President Uhuru Kenyatta has urged an African mining organisation to develop policies that will make the continent reap maximum benefit from the mining industry. He said the Southern and Eastern African Mineral Centre (SEAMIC) must ensure African countries are not short changed by multinational corporations extracting minerals in the continent.
“For far too long we have allowed our resources to be exploited to benefit other people. Time has come for us to change that narrative,” President Kenyatta said. He was speaking today during a meeting with a delegation of the 35th Governing Council of the SEAMIC who paid him a courtesy call at State House, Nairobi.
SEAMIC is an international organisation under the umbrella of the United Nations Economic Commission for Africa. When it was established in 1977, it comprised eight eastern and southern African states – Kenya, Tanzania, Uganda, Ethiopia, Sudan, Mozambique, Comoros and Angola. In 2007, membership to the organization was opened to all African countries.
President Kenyatta expressed the need to set similar mining conditions in the continent to safeguard the sector from unfair exploitation by foreign companies. “We should not allow multinational companies to play us against one another by imposing unnecessary competition among us. They should be made to find the same mining conditions across the continent,” President Kenyatta said.
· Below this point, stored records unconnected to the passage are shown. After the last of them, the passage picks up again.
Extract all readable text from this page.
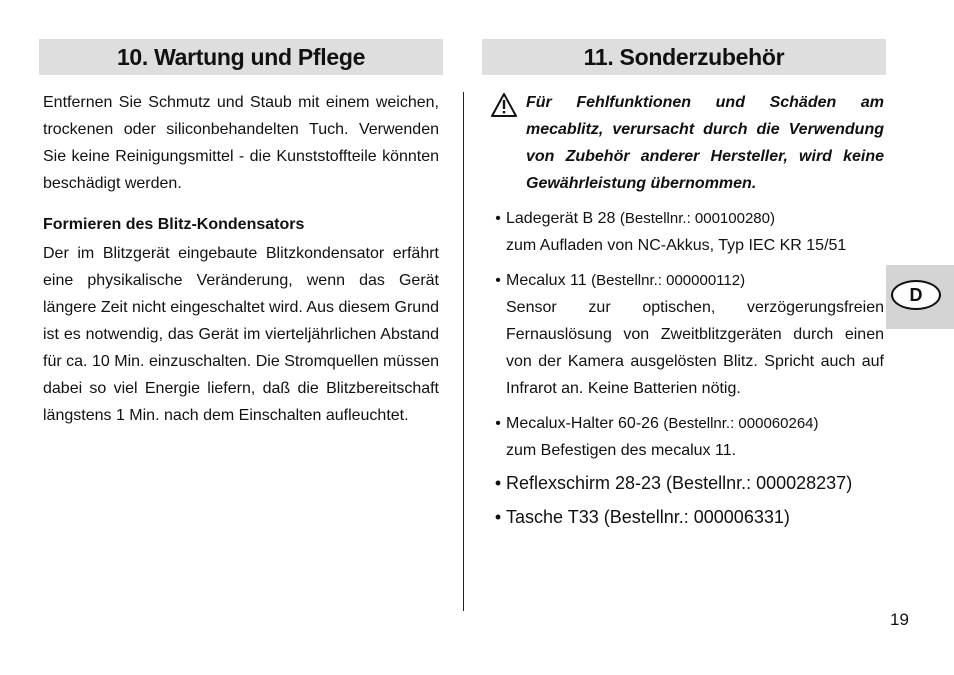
10. Wartung und Pflege	11. Sonderzubehör
Entfernen Sie Schmutz und Staub mit einem weichen, trockenen oder siliconbehandelten Tuch. Verwenden Sie keine Reinigungsmittel - die Kunststoffteile könnten beschädigt werden.
Formieren des Blitz-Kondensators
Der im Blitzgerät eingebaute Blitzkondensator erfährt eine physikalische Veränderung, wenn das Gerät längere Zeit nicht eingeschaltet wird. Aus diesem Grund ist es notwendig, das Gerät im vierteljährlichen Abstand für ca. 10 Min. einzuschalten. Die Stromquellen müssen dabei so viel Energie liefern, daß die Blitzbereitschaft längstens 1 Min. nach dem Einschalten aufleuchtet.
Für Fehlfunktionen und Schäden am mecablitz, verursacht durch die Verwendung von Zubehör anderer Hersteller, wird keine Gewährleistung übernommen.
• Ladegerät B 28 (Bestellnr.: 000100280)
zum Aufladen von NC-Akkus, Typ IEC KR 15/51
• Mecalux 11 (Bestellnr.: 000000112)
Sensor zur optischen, verzögerungsfreien Fernauslösung von Zweitblitzgeräten durch einen von der Kamera ausgelösten Blitz. Spricht auch auf Infrarot an. Keine Batterien nötig.
• Mecalux-Halter 60-26 (Bestellnr.: 000060264)
zum Befestigen des mecalux 11.
• Reflexschirm 28-23 (Bestellnr.: 000028237)
• Tasche T33 (Bestellnr.: 000006331)
D
19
He added: “The discovery of minerals in our region should herald a brighter future for us – jobs for our youth and improved living standards for our people – but not civil strife and poverty.”
The SEAMIC delegation, led by Mining Cabinet Secretary Najib Balala, briefed President Kenyatta of the Centre’s achievements in the last two years. They said the Centre has been consistent in promoting the socio-economic and environmental development of the mining sector in Africa.
Other members of SEAMIC Governing Council who attended the meeting included Tanzania’s Energy and Minerals Minister George Simbachawane, Ethiopia’s Minster for Mines Tewodros Egziabher and their Ugandan counterpart Peter Lokeris.